ChatGPT introduce un nuovo visualizzatore a schermo intero per la modalità Deep Research
OpenAI ha introdotto un importante aggiornamento per ChatGPT, potenziando la modalità Deep Research con un nuovo visualizzatore di documenti a schermo intero. L’obiettivo è migliorare la consultazione dei report generati dall’IA, rendendo l’esperienza più ordinata, leggibile e professionale.
Cos’è il nuovo visualizzatore di documenti di ChatGPT
Il visualizzatore permette di aprire i report prodotti dalla modalità Deep Research in una finestra dedicata, separata dalla chat. Questo consente di:
- leggere i contenuti senza distrazioni,
- navigare tra le sezioni in modo più rapido,
- gestire meglio citazioni e fonti.
La struttura è pensata per chi utilizza ChatGPT per analisi complesse, ricerche approfondite, documentazione professionale o studio.
Una struttura più chiara e professionale
Il nuovo layout introduce:
- barra laterale sinistra con indice dei contenuti, utile per saltare rapidamente tra le sezioni del report;
- colonna laterale destra espandibile, dedicata alle citazioni e alle fonti utilizzate durante la ricerca;
- visualizzazione fullscreen, ideale per chi lavora su documenti lunghi o articolati.
Le nuove funzioni della modalità Deep Research
Oltre al visualizzatore, OpenAI ha annunciato una serie di miglioramenti che rendono Deep Research più potente e personalizzabile. Tra le novità:
- possibilità di limitare la ricerca a siti web specifici;
- utilizzo di un numero maggiore di app collegate come fonti attendibili;
- nuovo punto di accesso nella barra laterale di ChatGPT;
- creazione e modifica di un piano di ricerca prima dell’avvio;
- monitoraggio in tempo reale dell’avanzamento, con la possibilità di cambiare direzione durante l’elaborazione.
Queste funzioni rendono Deep Research uno strumento più flessibile, adatto sia a professionisti che a studenti o creatori di contenuti.
Come funziona Deep Research e perché è diverso da una risposta normale
La modalità Deep Research non si limita a generare una risposta rapida: esegue un processo più articolato, che include:
- scomposizione della domanda in sotto-problemi,
- raccolta e confronto delle informazioni più rilevanti,
- verifica delle affermazioni,
- sintesi finale in un report strutturato e coerente.
Durante la generazione, l’utente può seguire ogni passaggio, aggiungere nuove fonti o modificare l’ambito della ricerca. È un approccio più simile al lavoro di un analista che a una semplice risposta automatica.
Esportazione dei report: PDF, Word e Markdown
Una volta completato, il report può essere esportato nei formati più utili per il lavoro quotidiano:
- PDF, per la condivisione professionale;
- Word, per ulteriori modifiche;
- Markdown, ideale per sviluppatori, blogger e piattaforme di documentazione.
Disponibilità dell’aggiornamento
Il nuovo visualizzatore è in fase di rilascio per gli utenti ChatGPT Plus e ChatGPT Pro. Gli abbonati al piano ChatGPT Go e gli utenti della versione gratuita riceveranno l’aggiornamento nei prossimi giorni.
In breve: le novità della modalità Deep Research di ChatGPT
Cosa cambia:
- Nuovo visualizzatore a schermo intero per leggere i report senza distrazioni.

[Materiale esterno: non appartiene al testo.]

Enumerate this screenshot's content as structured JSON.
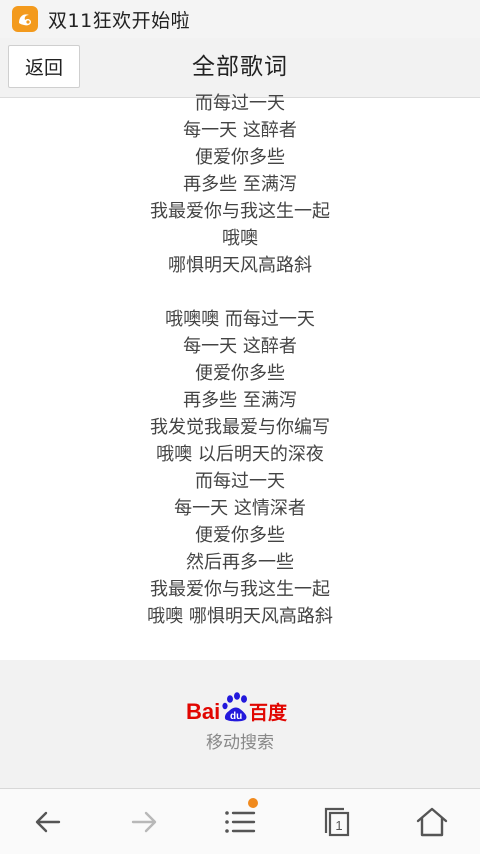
{
  "browser": {
    "tab_title": "双11狂欢开始啦"
  },
  "header": {
    "back_label": "返回",
    "title": "全部歌词"
  },
  "lyrics": {
    "lines": [
      "而每过一天",
      "每一天 这醉者",
      "便爱你多些",
      "再多些 至满泻",
      "我最爱你与我这生一起",
      "哦噢",
      "哪惧明天风高路斜",
      "",
      "哦噢噢 而每过一天",
      "每一天 这醉者",
      "便爱你多些",
      "再多些 至满泻",
      "我发觉我最爱与你编写",
      "哦噢 以后明天的深夜",
      "而每过一天",
      "每一天 这情深者",
      "便爱你多些",
      "然后再多一些",
      "我最爱你与我这生一起",
      "哦噢 哪惧明天风高路斜"
    ]
  },
  "footer": {
    "logo_text_latin_1": "Bai",
    "logo_text_paw": "du",
    "logo_text_cn": "百度",
    "subtitle": "移动搜索"
  },
  "bottom_nav": {
    "tab_count": "1"
  },
  "colors": {
    "uc_orange": "#f39a1d",
    "baidu_red": "#e10601",
    "baidu_blue": "#2319dc",
    "notification_dot": "#f08a1e"
  }
}
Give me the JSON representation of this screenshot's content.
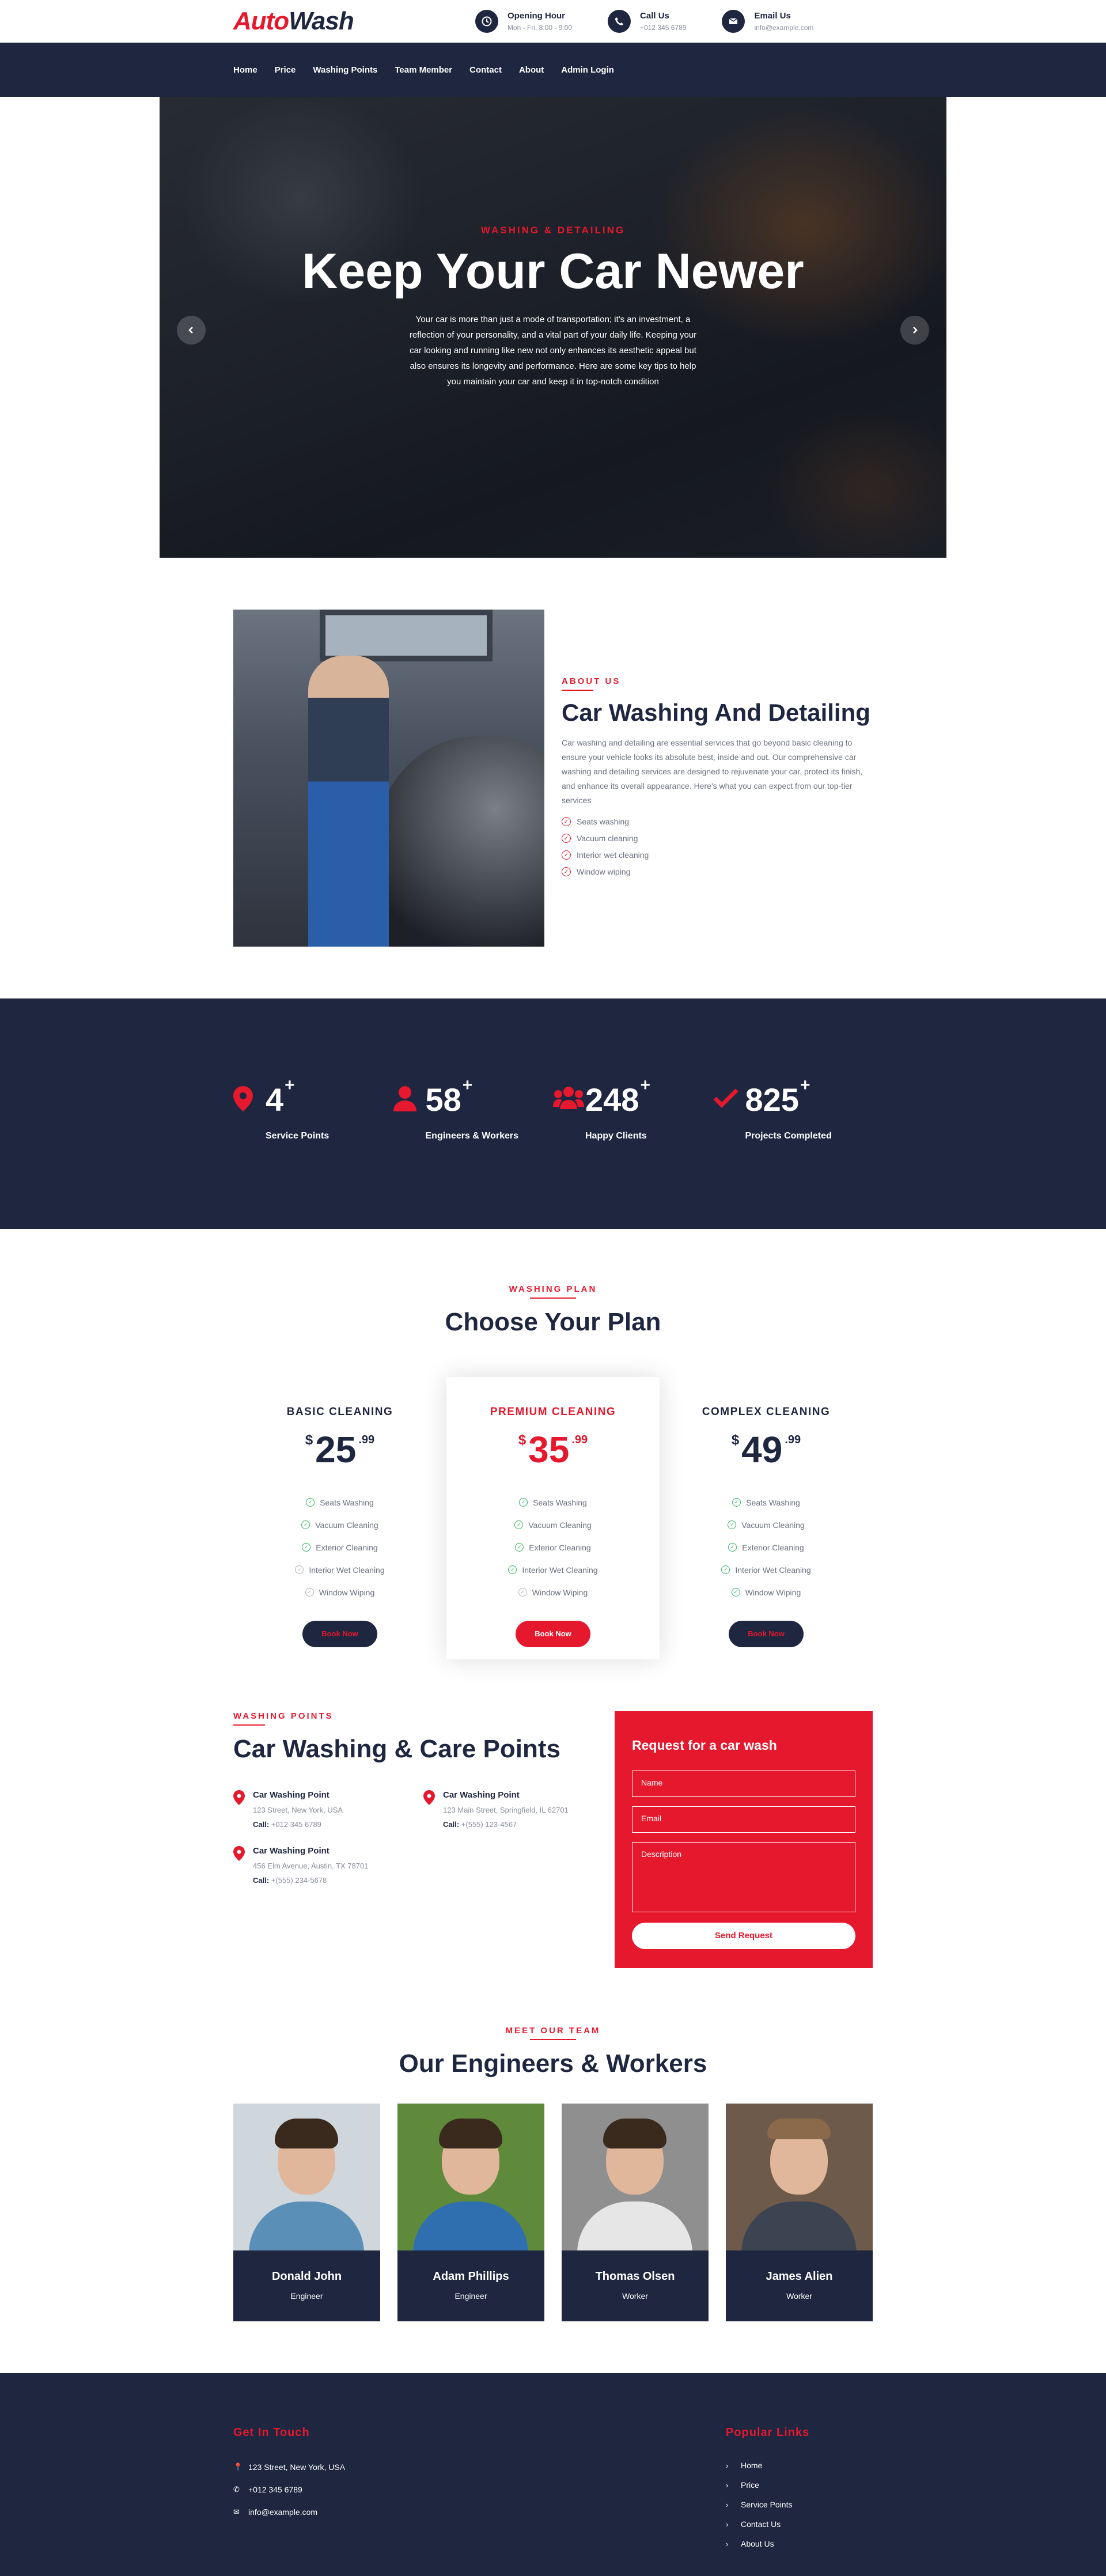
{
  "brand": {
    "part1": "Auto",
    "part2": "Wash"
  },
  "header_info": [
    {
      "icon": "clock-icon",
      "title": "Opening Hour",
      "sub": "Mon - Fri, 8:00 - 9:00"
    },
    {
      "icon": "phone-icon",
      "title": "Call Us",
      "sub": "+012 345 6789"
    },
    {
      "icon": "envelope-icon",
      "title": "Email Us",
      "sub": "info@example.com"
    }
  ],
  "nav": [
    "Home",
    "Price",
    "Washing Points",
    "Team Member",
    "Contact",
    "About",
    "Admin Login"
  ],
  "hero": {
    "kicker": "WASHING & DETAILING",
    "title": "Keep Your Car Newer",
    "text": "Your car is more than just a mode of transportation; it's an investment, a reflection of your personality, and a vital part of your daily life. Keeping your car looking and running like new not only enhances its aesthetic appeal but also ensures its longevity and performance. Here are some key tips to help you maintain your car and keep it in top-notch condition"
  },
  "about": {
    "kicker": "ABOUT US",
    "title": "Car Washing And Detailing",
    "text": "Car washing and detailing are essential services that go beyond basic cleaning to ensure your vehicle looks its absolute best, inside and out. Our comprehensive car washing and detailing services are designed to rejuvenate your car, protect its finish, and enhance its overall appearance. Here's what you can expect from our top-tier services",
    "items": [
      "Seats washing",
      "Vacuum cleaning",
      "Interior wet cleaning",
      "Window wiping"
    ]
  },
  "stats": [
    {
      "icon": "map-pin-icon",
      "value": "4",
      "label": "Service Points"
    },
    {
      "icon": "user-icon",
      "value": "58",
      "label": "Engineers & Workers"
    },
    {
      "icon": "users-icon",
      "value": "248",
      "label": "Happy Clients"
    },
    {
      "icon": "check-icon",
      "value": "825",
      "label": "Projects Completed"
    }
  ],
  "pricing": {
    "kicker": "WASHING PLAN",
    "title": "Choose Your Plan",
    "plans": [
      {
        "name": "BASIC CLEANING",
        "currency": "$",
        "amount": "25",
        "cents": ".99",
        "features": [
          {
            "text": "Seats Washing",
            "on": true
          },
          {
            "text": "Vacuum Cleaning",
            "on": true
          },
          {
            "text": "Exterior Cleaning",
            "on": true
          },
          {
            "text": "Interior Wet Cleaning",
            "on": false
          },
          {
            "text": "Window Wiping",
            "on": false
          }
        ],
        "button": "Book Now"
      },
      {
        "name": "PREMIUM CLEANING",
        "currency": "$",
        "amount": "35",
        "cents": ".99",
        "features": [
          {
            "text": "Seats Washing",
            "on": true
          },
          {
            "text": "Vacuum Cleaning",
            "on": true
          },
          {
            "text": "Exterior Cleaning",
            "on": true
          },
          {
            "text": "Interior Wet Cleaning",
            "on": true
          },
          {
            "text": "Window Wiping",
            "on": false
          }
        ],
        "button": "Book Now"
      },
      {
        "name": "COMPLEX CLEANING",
        "currency": "$",
        "amount": "49",
        "cents": ".99",
        "features": [
          {
            "text": "Seats Washing",
            "on": true
          },
          {
            "text": "Vacuum Cleaning",
            "on": true
          },
          {
            "text": "Exterior Cleaning",
            "on": true
          },
          {
            "text": "Interior Wet Cleaning",
            "on": true
          },
          {
            "text": "Window Wiping",
            "on": true
          }
        ],
        "button": "Book Now"
      }
    ]
  },
  "points": {
    "kicker": "WASHING POINTS",
    "title": "Car Washing & Care Points",
    "call_label": "Call:",
    "items": [
      {
        "name": "Car Washing Point",
        "address": "123 Street, New York, USA",
        "phone": "+012 345 6789"
      },
      {
        "name": "Car Washing Point",
        "address": "123 Main Street, Springfield, IL 62701",
        "phone": "+(555) 123-4567"
      },
      {
        "name": "Car Washing Point",
        "address": "456 Elm Avenue, Austin, TX 78701",
        "phone": "+(555) 234-5678"
      }
    ]
  },
  "request": {
    "title": "Request for a car wash",
    "name_placeholder": "Name",
    "email_placeholder": "Email",
    "desc_placeholder": "Description",
    "button": "Send Request"
  },
  "team": {
    "kicker": "MEET OUR TEAM",
    "title": "Our Engineers & Workers",
    "members": [
      {
        "name": "Donald John",
        "role": "Engineer",
        "bg": "#cfd6dc",
        "shirt": "#5a8fb8"
      },
      {
        "name": "Adam Phillips",
        "role": "Engineer",
        "bg": "#5f8a3c",
        "shirt": "#2f6fb0"
      },
      {
        "name": "Thomas Olsen",
        "role": "Worker",
        "bg": "#8f8f8f",
        "shirt": "#e6e6e6"
      },
      {
        "name": "James Alien",
        "role": "Worker",
        "bg": "#6e5a4a",
        "shirt": "#3b4450"
      }
    ]
  },
  "footer": {
    "contact_title": "Get In Touch",
    "contact": [
      {
        "icon": "map-pin-icon",
        "text": "123 Street, New York, USA"
      },
      {
        "icon": "phone-icon",
        "text": "+012 345 6789"
      },
      {
        "icon": "envelope-icon",
        "text": "info@example.com"
      }
    ],
    "links_title": "Popular Links",
    "links": [
      "Home",
      "Price",
      "Service Points",
      "Contact Us",
      "About Us"
    ]
  },
  "colors": {
    "primary": "#e5182d",
    "dark": "#1e2640"
  }
}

- Indice laterale per navigare tra le sezioni del documento.
- Pannello dedicato alle fonti con citazioni organizzate.
Funzioni aggiunte:
- Possibilità di limitare la ricerca a siti specifici.
- Supporto a più app collegate come fonti affidabili.
- Piano di ricerca personalizzabile prima dell’avvio.
- Monitoraggio in tempo reale dell’elaborazione con possibilità di intervenire.
Come lavora Deep Research:
- Scompone la domanda in sotto-problemi.
- Raccoglie e confronta informazioni dal web.
- Verifica le affermazioni.
- Produce un report strutturato e coerente.
Esportazione report:
- Word
- Markdown
Disponibilità:
- In rollout per utenti Plus e Pro.
- In arrivo per Go e versione gratuita.